The act of putting ideas into words forces you to think clearly and precisely, which isn’t how the human brain works a lot of the time (at least mine doesn’t). We have a lot to think about, so we tend to bleep over things and make lazy assumptions. However, once you’re putting those fuzzy thoughts into words you’re forced to make choices about how to express them, and those choices force you to crystallise the, you know, fuzzy stuff.
The upshot of this is that it’s often a good idea to write down what it is you’re about to try to do before you start. Do you really know what the requirement is, or are you working off the back of a one-line user story? Can you define the scope and purpose of your system, let alone the change you’re about to make to it?
Conclusion
Conclusion — noun; a concatenation of “concussion” and “illusion”. To browbeat a victim until they hallucinate understanding.

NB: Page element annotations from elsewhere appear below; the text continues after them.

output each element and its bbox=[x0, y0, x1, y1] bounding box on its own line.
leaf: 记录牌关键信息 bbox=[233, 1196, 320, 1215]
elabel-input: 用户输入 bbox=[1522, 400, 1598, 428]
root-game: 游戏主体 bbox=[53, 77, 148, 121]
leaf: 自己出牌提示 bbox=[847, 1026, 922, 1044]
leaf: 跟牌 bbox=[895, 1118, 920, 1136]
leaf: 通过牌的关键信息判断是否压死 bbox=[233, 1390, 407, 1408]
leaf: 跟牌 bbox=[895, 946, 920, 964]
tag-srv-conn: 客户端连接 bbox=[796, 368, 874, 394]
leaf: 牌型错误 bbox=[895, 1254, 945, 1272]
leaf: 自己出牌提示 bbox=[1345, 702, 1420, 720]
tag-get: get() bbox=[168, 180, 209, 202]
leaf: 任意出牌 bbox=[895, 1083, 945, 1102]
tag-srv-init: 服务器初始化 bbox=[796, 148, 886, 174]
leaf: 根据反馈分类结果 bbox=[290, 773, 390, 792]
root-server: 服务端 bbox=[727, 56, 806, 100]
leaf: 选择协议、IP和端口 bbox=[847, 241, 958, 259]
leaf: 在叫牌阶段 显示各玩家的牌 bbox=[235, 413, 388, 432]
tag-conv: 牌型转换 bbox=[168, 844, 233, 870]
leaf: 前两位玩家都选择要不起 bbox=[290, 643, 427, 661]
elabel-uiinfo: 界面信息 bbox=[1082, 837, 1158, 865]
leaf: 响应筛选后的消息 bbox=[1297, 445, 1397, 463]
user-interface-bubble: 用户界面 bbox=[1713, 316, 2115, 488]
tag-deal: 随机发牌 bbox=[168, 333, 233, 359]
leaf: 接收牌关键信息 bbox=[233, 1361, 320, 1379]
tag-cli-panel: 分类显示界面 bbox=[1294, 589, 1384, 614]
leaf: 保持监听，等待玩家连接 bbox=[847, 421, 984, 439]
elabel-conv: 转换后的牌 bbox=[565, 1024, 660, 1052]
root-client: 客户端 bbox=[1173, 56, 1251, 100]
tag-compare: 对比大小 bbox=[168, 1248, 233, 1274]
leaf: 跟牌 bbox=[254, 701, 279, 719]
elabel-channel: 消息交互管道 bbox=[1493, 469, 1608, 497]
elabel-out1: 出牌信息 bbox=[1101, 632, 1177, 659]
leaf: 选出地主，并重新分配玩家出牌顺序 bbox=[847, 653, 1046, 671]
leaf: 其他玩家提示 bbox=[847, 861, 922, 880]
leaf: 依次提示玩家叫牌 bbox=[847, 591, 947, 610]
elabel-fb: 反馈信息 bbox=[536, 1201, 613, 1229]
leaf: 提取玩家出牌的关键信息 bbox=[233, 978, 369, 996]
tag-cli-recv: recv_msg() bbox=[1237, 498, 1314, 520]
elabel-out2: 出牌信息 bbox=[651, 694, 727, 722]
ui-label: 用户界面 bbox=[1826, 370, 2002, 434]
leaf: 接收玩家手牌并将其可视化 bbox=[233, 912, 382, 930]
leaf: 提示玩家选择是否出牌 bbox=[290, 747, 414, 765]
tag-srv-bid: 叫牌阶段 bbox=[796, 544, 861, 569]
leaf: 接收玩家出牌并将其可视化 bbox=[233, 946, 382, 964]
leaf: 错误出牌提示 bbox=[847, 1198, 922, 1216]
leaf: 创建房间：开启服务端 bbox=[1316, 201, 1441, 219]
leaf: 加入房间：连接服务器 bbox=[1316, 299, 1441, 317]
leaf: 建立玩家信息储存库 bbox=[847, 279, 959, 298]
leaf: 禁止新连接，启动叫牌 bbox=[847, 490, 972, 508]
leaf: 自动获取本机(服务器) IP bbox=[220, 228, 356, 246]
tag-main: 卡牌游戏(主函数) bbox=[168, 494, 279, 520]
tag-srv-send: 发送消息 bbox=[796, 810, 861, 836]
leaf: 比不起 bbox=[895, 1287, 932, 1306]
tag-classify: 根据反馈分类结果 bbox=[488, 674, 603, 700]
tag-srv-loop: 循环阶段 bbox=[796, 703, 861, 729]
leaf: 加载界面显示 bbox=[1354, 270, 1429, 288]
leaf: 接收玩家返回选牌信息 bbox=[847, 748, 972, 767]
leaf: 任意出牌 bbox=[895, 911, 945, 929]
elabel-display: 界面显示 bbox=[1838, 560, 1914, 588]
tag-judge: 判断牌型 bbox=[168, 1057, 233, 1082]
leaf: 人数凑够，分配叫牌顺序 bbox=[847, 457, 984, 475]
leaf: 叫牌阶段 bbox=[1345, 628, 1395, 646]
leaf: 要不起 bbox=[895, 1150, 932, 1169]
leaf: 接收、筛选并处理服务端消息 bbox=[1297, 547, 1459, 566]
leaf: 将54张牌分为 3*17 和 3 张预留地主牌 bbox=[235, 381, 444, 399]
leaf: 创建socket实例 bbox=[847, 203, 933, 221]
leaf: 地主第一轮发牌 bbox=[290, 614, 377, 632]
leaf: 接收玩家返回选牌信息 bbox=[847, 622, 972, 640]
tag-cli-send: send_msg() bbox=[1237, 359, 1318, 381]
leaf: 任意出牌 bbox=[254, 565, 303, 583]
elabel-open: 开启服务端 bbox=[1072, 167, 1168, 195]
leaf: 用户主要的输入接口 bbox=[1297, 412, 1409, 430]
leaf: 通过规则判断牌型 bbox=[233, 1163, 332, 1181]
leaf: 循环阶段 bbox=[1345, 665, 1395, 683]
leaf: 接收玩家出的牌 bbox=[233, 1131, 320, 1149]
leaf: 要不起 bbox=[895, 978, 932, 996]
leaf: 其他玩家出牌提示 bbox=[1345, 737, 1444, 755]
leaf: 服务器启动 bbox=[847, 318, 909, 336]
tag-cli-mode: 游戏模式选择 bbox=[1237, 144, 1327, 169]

Writing and coding are both hard to do well, but nevertheless very worthwhile and often overlapping and complementary. No matter how long you do either, there’ll always be room for improvement, and I’m starting to suspect there’s a limit to how well you can do the latter without putting effort into getting better at the former.
† This is a real one taken from some code I reviewed quite a while ago. It’s second in it’s inappropriateness only to the name of a test method I wrote while testing a security feature, which in all innocence I decided to call “attemptToDoForbidenThingsOnBackEnd”.
‡ This works for me at any rate: your millage my vary. Also bear in mind that drinking in the bath violates most companies’ open-plan etiquette, so work from home or pick your moment wisely.